When the Israeli electorate go to the polls, they are asked to choose the one party among the many competing – sometimes 30 or more – with whose policies they most agree. The number of seats that each party gains in the Knesset is almost exactly proportional to the number of votes the party obtains in the general election. That is a democratic plus.
The downside is that inevitably the nation’s vote is fractured. No one party can emerge as the outright winner. Hence the back-room trading and bargaining. Concessions are demanded by the smaller parties in return for their support. The policies finally agreed between the cobbled-together majority can be far from the policies any elector voted for.

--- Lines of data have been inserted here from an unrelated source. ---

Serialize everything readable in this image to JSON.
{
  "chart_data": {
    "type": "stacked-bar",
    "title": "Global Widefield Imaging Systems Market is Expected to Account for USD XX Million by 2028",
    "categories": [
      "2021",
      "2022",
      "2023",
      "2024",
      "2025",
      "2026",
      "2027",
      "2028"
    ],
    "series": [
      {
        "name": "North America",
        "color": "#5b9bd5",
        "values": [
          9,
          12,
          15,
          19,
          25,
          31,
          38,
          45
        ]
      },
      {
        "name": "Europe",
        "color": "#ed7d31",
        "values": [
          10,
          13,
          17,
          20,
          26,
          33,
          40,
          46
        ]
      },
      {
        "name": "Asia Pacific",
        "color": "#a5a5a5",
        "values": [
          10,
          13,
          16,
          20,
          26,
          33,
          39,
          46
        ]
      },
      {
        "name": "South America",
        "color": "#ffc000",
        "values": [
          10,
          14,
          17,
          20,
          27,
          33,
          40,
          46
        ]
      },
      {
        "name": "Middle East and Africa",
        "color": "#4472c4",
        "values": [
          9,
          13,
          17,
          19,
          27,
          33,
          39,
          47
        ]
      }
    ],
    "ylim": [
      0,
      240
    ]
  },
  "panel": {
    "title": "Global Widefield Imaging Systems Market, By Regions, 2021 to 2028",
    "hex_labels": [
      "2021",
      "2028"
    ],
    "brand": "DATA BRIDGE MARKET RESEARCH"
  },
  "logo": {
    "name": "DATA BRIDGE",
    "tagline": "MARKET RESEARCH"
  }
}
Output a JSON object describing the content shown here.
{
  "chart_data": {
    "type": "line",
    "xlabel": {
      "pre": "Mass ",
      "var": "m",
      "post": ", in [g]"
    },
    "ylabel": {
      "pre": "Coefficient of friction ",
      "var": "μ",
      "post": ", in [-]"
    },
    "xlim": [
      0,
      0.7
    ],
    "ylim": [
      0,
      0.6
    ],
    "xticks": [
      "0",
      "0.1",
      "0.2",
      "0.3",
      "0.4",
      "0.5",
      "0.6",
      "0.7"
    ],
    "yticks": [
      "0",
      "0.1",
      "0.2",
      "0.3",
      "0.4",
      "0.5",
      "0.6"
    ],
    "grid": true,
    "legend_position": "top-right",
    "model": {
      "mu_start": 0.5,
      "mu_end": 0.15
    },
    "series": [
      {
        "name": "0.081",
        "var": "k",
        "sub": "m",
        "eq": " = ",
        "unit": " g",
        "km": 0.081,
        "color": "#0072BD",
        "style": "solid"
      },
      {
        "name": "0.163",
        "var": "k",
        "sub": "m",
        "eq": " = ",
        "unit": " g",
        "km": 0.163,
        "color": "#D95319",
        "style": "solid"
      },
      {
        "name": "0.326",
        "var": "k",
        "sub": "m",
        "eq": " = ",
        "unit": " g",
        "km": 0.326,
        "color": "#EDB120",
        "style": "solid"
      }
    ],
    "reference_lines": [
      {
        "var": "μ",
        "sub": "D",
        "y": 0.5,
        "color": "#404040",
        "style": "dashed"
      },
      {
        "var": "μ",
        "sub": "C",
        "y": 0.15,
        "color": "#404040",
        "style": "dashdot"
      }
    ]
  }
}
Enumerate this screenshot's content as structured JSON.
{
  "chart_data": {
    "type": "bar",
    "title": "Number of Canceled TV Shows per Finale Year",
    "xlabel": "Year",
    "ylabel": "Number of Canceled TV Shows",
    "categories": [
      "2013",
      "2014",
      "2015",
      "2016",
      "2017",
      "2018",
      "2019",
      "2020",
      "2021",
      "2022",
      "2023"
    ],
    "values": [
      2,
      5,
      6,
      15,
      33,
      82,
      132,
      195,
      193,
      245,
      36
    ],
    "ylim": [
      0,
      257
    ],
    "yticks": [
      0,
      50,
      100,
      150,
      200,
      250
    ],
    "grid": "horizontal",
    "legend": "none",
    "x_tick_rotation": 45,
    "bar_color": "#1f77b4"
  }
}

A considerable additional weakness in the current arrangements is the total lack of personal engagement between members of the Knesset and the people. MKs gain their seats because of their position on their party lists. In the US, citizens know who the two senators representing their State is, just as they know by name the individual who represents their constituency in Congress.
The UK is divided into 650 constituencies, each of which returns one member of Parliament (MP) in a first-past-the-post voting system. Once elected that MP is deemed to represent all the voters in the constituency, and any of them with a problem would look to “their” MP for help. Every voter therefore has a direct personal link with an MP, whether that MP is a backbencher or a minister – even the prime minister.
The main disadvantage of first-past-the-post is that seats in parliament do not match the national voting pattern. Candidates can and do win a seat having gained far less than 50 percent of the votes in their constituency. The system produces large majorities but a democratic deficit.
Proposals to reform Israel’s electoral system by combining the constituency concept with proportionality have been put forward on several occasions. The last attempt, in 1988, proposed that Israel be divided into 60 constituencies, each of which would elect one MK, while another 60 would be elected by the current system. We would all vote for both a candidate and a list. The proposal foundered.
Back in 2005, President Moshe Katsav set up a commission to examine constitutional issues including the electoral system. It met regularly for more than a year, and it too finally favored a combined system although with a different constituency structure. The commission’s recommendations, like earlier attempts at electoral reform, were not followed up. Nor indeed were subsequent efforts, like those of Professor Menahem Ben-Sasson in 2006.
This is a nettle that must be grasped. The dire events of 2019 point in no other direction. Electoral reform simply must be a major element in the political program of Israel’s next government, whenever it is formed.